In the chapter on Responses, I talk about the answers you are going to use to get your number, the eighth tentacle of the Survey Octopus.
The topics in the chapter are:
- Clean your data
- Decide whose responses you will use
- Get to know your numeric data
- Look for themes in your open answers: coding
The errors associated with this chapter are adjustment error which happens when you make less than perfect choices about whose answers to include and how to weight them; and processing error covering all the mistakes you might make when cleaning the data and calculating the final results.
I couldn’t give all the appropriate origins and suggestions for further reading in the chapter, so here they are.
An extra checklist for cleaning data
Canadian Viewpoint has a checklist for cleaning data from a market research questionnaire: How to clean a marketing research questionnaire dataset
Where to find technical discussions of adjustment error and weighting
When talking about ‘adjustment error’, I was bold enough to say that “you’ll probably make good choices” and I implied that you probably don’t need to worry about it too much.
If you’re doing a Big Honkin’ Survey, or you need to use the results for something where every decision will be scrutinized such as for an academic audience, a thesis, or a dissertation, then this may be too optimistic of me.
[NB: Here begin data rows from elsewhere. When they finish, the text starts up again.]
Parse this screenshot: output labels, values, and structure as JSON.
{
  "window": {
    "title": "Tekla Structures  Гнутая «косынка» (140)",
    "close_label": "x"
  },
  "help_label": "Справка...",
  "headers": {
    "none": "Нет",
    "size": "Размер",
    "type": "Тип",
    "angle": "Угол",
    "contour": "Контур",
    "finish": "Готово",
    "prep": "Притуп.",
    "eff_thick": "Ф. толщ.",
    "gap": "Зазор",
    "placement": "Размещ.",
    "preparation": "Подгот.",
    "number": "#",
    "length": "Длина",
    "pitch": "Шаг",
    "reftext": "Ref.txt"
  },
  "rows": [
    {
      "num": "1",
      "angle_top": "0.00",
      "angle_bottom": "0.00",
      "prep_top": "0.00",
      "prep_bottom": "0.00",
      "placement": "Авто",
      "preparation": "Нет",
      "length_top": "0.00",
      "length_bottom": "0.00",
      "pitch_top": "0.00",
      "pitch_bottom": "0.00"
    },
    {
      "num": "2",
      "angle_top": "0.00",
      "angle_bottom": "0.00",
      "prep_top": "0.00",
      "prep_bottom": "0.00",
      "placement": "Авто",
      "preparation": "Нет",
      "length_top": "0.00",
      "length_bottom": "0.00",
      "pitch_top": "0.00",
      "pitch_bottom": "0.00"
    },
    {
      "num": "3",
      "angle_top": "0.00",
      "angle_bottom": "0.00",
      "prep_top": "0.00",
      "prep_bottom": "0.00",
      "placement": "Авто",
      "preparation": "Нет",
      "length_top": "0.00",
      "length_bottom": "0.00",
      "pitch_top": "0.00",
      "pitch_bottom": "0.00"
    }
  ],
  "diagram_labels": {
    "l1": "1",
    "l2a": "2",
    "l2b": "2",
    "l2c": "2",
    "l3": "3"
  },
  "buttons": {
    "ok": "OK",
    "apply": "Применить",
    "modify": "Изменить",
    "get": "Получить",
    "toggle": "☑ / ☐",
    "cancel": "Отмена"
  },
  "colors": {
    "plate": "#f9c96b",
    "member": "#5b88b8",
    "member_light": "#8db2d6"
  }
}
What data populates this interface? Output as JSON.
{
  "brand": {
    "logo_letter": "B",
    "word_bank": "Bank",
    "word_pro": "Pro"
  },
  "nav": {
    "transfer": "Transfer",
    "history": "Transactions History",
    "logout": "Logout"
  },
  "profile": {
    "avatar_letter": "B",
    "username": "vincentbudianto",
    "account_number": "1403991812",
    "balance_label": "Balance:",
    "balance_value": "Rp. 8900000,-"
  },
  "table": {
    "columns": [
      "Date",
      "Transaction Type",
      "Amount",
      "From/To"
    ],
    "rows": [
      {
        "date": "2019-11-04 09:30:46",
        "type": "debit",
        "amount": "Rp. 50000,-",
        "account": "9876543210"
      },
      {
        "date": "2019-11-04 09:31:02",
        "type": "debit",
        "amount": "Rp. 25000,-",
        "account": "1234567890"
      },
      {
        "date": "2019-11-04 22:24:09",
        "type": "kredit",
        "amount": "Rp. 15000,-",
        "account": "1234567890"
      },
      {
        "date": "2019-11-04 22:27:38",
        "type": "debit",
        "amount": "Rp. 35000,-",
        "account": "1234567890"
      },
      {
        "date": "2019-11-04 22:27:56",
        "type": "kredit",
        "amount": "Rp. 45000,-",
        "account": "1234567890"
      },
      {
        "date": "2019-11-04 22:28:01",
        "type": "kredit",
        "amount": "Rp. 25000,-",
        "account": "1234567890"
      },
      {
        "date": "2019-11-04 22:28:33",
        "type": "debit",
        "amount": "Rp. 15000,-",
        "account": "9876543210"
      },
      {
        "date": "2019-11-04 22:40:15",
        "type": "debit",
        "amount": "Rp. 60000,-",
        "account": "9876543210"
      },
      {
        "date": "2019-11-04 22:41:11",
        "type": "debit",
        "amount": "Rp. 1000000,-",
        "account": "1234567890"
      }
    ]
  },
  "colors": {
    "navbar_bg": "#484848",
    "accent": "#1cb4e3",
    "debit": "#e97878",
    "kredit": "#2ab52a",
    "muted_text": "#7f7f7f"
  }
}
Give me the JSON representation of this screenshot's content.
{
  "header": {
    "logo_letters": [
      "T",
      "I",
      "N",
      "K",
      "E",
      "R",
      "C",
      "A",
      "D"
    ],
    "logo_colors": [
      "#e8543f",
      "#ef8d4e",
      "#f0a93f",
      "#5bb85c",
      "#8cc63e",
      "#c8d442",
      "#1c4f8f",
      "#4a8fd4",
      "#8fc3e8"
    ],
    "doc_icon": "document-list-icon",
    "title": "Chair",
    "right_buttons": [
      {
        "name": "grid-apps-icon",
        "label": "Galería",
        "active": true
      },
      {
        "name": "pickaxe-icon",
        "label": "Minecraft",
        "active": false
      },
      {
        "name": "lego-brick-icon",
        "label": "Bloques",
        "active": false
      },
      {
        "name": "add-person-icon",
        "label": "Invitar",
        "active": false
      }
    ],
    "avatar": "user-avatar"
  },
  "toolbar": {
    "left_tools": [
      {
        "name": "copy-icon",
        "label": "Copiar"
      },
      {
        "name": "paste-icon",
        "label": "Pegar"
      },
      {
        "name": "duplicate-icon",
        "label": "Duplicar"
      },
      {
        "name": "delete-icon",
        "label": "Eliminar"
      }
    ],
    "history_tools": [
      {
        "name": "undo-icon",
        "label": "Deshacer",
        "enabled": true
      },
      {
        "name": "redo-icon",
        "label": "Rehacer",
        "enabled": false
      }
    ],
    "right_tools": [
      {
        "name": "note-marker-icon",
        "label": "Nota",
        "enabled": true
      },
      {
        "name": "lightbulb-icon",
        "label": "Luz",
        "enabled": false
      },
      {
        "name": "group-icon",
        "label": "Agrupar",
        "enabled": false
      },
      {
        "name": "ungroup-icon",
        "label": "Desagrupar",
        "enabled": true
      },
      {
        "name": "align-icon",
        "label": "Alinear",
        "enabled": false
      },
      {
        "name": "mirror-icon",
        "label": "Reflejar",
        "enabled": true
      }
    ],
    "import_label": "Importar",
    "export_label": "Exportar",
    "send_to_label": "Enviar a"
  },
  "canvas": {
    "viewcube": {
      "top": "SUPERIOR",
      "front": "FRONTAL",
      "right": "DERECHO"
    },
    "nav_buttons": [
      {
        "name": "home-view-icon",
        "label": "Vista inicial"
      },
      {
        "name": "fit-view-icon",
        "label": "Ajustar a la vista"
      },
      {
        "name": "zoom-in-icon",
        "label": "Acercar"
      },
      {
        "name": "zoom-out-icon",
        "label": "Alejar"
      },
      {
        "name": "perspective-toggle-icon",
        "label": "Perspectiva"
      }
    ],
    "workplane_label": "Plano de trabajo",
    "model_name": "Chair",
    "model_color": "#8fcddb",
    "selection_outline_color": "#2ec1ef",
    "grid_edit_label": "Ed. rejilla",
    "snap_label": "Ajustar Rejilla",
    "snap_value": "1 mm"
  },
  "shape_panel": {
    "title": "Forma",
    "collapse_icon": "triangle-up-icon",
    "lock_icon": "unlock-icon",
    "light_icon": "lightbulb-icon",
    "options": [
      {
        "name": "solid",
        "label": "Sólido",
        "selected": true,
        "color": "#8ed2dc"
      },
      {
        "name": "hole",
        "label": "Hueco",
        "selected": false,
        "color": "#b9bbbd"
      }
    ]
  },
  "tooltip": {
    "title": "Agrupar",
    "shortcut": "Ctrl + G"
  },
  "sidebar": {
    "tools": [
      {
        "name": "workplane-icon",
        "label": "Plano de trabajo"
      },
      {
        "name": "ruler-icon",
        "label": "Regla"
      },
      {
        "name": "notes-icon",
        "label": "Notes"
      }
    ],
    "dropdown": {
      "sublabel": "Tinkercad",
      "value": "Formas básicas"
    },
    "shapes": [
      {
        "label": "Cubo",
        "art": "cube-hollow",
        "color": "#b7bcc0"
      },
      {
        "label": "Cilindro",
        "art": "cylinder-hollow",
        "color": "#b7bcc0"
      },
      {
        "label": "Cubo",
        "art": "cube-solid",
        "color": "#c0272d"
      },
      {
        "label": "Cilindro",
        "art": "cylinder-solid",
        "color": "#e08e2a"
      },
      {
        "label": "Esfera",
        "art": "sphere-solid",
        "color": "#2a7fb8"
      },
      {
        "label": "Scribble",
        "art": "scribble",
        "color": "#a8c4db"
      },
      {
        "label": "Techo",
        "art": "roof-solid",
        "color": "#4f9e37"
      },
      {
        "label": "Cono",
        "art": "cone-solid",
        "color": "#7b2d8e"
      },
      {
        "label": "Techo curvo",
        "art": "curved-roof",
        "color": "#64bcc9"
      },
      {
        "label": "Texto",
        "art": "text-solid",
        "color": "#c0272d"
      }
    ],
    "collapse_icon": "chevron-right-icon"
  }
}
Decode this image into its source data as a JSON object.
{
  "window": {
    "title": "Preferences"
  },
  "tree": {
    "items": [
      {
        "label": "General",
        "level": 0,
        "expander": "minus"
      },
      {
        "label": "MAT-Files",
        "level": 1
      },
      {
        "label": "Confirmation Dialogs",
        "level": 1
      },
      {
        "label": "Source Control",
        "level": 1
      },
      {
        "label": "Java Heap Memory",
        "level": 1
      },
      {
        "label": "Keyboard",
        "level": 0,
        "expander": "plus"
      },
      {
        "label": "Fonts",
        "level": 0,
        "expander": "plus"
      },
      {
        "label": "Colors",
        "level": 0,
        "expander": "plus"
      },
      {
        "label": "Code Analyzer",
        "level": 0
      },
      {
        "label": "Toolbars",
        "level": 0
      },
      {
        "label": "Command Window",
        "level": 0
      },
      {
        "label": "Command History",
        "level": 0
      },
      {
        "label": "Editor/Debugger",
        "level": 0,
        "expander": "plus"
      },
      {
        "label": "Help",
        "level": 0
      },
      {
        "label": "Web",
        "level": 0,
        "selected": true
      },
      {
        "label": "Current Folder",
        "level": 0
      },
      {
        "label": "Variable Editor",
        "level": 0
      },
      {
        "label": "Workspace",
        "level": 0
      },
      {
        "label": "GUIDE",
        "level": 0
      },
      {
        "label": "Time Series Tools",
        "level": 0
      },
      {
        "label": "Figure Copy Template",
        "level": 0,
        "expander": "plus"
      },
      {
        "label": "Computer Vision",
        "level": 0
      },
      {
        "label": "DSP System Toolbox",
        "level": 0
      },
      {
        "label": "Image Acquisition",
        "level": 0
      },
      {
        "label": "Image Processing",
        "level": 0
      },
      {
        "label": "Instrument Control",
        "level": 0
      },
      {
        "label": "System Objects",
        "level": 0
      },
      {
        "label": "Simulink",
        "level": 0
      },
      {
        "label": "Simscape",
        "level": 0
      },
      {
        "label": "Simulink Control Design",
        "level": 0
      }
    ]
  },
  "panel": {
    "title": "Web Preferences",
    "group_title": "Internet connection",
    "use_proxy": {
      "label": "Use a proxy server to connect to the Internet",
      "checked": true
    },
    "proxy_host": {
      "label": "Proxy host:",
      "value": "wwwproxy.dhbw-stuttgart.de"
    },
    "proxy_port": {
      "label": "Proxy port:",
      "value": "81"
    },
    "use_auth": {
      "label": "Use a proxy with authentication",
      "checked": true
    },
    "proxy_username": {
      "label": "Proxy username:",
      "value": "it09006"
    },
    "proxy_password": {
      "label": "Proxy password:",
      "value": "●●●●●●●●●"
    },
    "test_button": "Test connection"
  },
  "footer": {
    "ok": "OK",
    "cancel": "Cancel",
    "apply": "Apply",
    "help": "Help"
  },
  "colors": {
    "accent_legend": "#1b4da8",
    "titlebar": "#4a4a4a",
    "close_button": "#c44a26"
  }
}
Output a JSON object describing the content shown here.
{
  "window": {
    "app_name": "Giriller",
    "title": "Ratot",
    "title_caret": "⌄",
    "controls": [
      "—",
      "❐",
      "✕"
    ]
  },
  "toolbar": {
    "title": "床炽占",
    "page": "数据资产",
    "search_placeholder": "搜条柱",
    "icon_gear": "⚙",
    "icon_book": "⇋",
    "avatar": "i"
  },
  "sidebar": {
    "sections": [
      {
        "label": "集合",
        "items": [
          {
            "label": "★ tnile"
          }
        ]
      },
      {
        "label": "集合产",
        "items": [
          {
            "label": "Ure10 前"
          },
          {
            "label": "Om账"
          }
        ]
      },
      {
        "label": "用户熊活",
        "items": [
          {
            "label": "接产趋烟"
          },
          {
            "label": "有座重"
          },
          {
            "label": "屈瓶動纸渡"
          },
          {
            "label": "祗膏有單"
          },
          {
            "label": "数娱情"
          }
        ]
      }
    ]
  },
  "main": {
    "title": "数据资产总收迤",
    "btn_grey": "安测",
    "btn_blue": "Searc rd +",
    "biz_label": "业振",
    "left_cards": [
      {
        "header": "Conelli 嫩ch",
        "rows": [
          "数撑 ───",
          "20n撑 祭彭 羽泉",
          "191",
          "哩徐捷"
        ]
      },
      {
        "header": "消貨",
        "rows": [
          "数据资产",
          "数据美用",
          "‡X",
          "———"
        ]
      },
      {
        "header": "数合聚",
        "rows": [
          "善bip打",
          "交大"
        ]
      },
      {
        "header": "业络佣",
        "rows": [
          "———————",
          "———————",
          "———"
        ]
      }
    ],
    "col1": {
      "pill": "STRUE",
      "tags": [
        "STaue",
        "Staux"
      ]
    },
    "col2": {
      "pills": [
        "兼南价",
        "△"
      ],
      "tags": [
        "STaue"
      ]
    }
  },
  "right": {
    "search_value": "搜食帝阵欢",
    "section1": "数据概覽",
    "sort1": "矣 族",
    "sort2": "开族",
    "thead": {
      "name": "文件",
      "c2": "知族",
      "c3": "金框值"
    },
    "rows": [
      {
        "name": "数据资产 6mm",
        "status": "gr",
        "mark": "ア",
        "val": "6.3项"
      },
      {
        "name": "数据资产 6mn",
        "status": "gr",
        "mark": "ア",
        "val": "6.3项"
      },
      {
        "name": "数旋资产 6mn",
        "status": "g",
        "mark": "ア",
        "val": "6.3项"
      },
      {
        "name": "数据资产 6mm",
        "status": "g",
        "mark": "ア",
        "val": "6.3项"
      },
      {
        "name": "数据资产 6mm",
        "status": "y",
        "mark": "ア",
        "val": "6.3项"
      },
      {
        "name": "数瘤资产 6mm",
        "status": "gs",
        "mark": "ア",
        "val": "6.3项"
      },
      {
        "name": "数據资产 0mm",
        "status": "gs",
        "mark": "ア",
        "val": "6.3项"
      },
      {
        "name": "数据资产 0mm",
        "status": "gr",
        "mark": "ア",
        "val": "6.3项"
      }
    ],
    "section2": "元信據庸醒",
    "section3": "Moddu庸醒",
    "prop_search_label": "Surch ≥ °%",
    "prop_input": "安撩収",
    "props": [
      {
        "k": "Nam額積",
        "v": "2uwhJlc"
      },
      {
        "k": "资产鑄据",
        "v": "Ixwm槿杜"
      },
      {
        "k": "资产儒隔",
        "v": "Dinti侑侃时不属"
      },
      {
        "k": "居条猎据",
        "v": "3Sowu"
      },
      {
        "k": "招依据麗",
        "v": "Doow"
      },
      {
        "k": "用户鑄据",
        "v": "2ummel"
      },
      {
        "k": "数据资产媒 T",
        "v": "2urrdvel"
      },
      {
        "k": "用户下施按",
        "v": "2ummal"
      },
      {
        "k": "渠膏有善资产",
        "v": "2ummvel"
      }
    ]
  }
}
Some statistical authorities, particularly Andrew Gelman, argue that there is no such thing as a truly random sample when we are asking people to reply to questions. He argues strongly that every sample must be adjusted to account for lack of randomness. My view is that this makes ‘adjustment error’ into something you need to focus on. You can find out more about his views from his blog, such as this post: Statistics in a world where nothing is random
If you need to dive into the details, then Gelman and Carlin’s technical discussion of the issues (2000) is a good place to start. It’s available online at: Post stratification and weighting adjustments
If you think that my definitions of ‘adjustment error’ and ‘processing error’ are too informal for your stakeholders or readers, then have a look at the Glossary published as part of the Cross-Cultural Survey Guidelines group based at the Survey Research Center at the University of Michigan: Cross-cultural survey guidelines
Where to find technical discussion of imputation
Survey Methodology and Missing Data (Laaksonen, 2018) covers the issues of missing data, imputation and weighting in detail. It’s written by a professor who regularly teaches these topics and has plenty of references if you wish to get started on your own literature search: Survey Methodology and Missing Data
Get to know your data using descriptive statistics
There are many books that aim to teach statistics to people who feel less than confident in the topic. If your professor recommends one of them then clearly that is your best starting point.
I got my understanding of descriptive statistics by reading Darrell Huff’s How to Lie with Statistics – the 1973 edition with fun little pictures by Mel Calman. Huff’s book has never been out of print since it was first published in 1954 so you can pick up second-hand copies easily and any library ought to be able to lend you one. I lost mine, possibly because I lent it to someone who failed to return it.
Two books helped me to understand more about the ‘why’ of statistics. I felt that I was able to get more out of them once I already had a relatively good grasp on basic descriptive statistics and a beginner’s acquaintance with inferential statistics:
- What is a p-value anyway? 34 Stories to Help you Actually Understand Statistics, Andrew J. Vickers, Pearson 2010
- The Lady Tasting Tea: How Statistics Revolutionized Science in the Twentieth Century, David Salsburg, Henry Holt & Co 2002
R.A. Fisher, the inventor of p-values, never specified that the requirement for statistical significance was 0.5 (95% or ‘5 in a hundred’). He did give one example of a test with a ‘one in a hundred’ outcome, which is p < 0.1. (Salsburg 2002)
Further reading on statistical analysis
If you have a fairly good grasp of statistics and want to use Excel as your statistical tool then Statistical Analysis: Microsoft Excel 2010 by Conrad Carlberg is one you may want to look at. I especially enjoyed Carlberg’s reminder that ‘Reality is messy’:
- “People and things just don’t always conform to ideal mathematical patterns. Deal with it.
- There may be some problem with the way the measures were taken. Get better yardsticks.
- There may be some other, unexamined variable that causes the deviations from the underlying pattern. Come up with some more theory, and then carry out more research.”
Also useful is his section on ‘Grouping with Frequency’ (chapter 1, p. 26) explaining the frequency function – which is a way of counting how many you have of a category without using a pivot table.